Heading into next year, the Rangers, and Daniels specifically, face a number of questions. Obviously, Daniels' choice of manager shade the direction the club takes over the rest of the offseason. Bogar has to be seen as the favorite to get the full-time gig and would be a good choice. His knowledge of advanced statistics and tactical acumen puts him in line with Daniels' organizational philosophy and, in an admittedly small sample, he's shown the ability to wring effort and victories out of his roster.

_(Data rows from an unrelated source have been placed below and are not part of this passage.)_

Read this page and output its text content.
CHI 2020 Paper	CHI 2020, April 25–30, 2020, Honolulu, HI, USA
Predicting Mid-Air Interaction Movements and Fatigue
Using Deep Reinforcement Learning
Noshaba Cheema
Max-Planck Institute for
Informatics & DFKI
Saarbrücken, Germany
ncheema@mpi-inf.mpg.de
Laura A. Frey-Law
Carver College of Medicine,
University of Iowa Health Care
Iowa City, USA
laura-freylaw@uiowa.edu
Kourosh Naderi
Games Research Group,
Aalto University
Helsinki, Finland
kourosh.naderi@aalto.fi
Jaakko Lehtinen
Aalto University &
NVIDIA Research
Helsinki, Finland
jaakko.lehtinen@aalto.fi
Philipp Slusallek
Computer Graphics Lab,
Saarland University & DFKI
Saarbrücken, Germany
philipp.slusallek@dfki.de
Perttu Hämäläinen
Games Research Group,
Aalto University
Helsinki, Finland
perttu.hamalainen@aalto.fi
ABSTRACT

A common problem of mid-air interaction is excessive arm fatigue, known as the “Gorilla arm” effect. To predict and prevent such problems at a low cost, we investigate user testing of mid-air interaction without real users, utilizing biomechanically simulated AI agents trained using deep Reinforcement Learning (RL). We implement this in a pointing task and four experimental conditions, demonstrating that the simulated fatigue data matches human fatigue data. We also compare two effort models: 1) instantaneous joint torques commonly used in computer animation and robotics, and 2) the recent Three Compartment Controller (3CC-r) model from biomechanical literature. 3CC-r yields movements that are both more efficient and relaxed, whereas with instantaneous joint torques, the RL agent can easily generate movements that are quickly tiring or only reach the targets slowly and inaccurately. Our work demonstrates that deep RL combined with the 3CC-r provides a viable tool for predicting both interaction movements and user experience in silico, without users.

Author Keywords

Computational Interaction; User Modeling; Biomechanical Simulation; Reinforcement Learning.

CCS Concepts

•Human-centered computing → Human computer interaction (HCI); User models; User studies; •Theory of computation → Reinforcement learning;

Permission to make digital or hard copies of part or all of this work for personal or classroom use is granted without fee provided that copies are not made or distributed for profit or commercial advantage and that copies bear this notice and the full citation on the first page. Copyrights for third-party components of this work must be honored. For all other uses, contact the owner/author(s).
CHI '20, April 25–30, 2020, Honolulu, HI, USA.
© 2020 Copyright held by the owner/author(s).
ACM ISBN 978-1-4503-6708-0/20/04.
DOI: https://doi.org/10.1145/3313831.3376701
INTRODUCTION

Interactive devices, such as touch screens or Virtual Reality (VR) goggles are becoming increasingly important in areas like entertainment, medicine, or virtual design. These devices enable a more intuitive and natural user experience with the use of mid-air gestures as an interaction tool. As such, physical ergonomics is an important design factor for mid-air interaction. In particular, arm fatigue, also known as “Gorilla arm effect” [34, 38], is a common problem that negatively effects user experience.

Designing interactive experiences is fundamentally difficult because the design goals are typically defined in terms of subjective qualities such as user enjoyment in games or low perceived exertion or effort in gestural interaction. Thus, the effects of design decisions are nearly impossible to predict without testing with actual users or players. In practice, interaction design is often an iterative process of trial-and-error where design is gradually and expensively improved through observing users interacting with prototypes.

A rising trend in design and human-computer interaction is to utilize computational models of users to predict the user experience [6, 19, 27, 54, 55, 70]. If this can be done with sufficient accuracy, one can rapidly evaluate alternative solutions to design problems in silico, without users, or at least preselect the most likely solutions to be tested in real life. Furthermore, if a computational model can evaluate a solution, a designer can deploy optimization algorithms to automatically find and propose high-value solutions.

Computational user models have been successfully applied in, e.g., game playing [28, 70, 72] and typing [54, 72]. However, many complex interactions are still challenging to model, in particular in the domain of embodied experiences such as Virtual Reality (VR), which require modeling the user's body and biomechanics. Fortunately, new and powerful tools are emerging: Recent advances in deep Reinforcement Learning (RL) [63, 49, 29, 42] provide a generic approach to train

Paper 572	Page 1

If Fielder and Choo can get and stay healthy and produce, the lineup should be fine. The biggest question marks are Odor at second base and Leonys Martin in center. With Jurickson Profar's recent injury setback, Odor is likely to get the majority of playing time at the keystone. The energy he'd bring over a full season will be welcome, but it's yet to be seen if he can get on base enough to be a big league regular. No matter how fun he is to watch, he must get on base significantly more than 30 percent of the time if he wants to stick. The same is true for Martin. He has the tools to be a poor man's Andrew McCutchen, but he needs to be consistent, on defense and especially at the plate.

The pitching should be a lot better. Darvish will be back and, hopefully, engaged. Derek Holland was brilliant in September. As long as he stays away from Wrigley, his boxer, he and Darvish will make a potent 1-2 punch. If Colby Lewis can be re-signed to a low priced deal and the club gets another starter in the free agent market, the rotation should be pretty good. The bullpen will be improved, if only by the return of a fully healthy Neftali Feliz.

The season is over, ending, in fitting fashion, with the A's shutting out the Rangers on a hot Sunday afternoon. It's time to move on. After all, opening day 2015 is just 197 days away.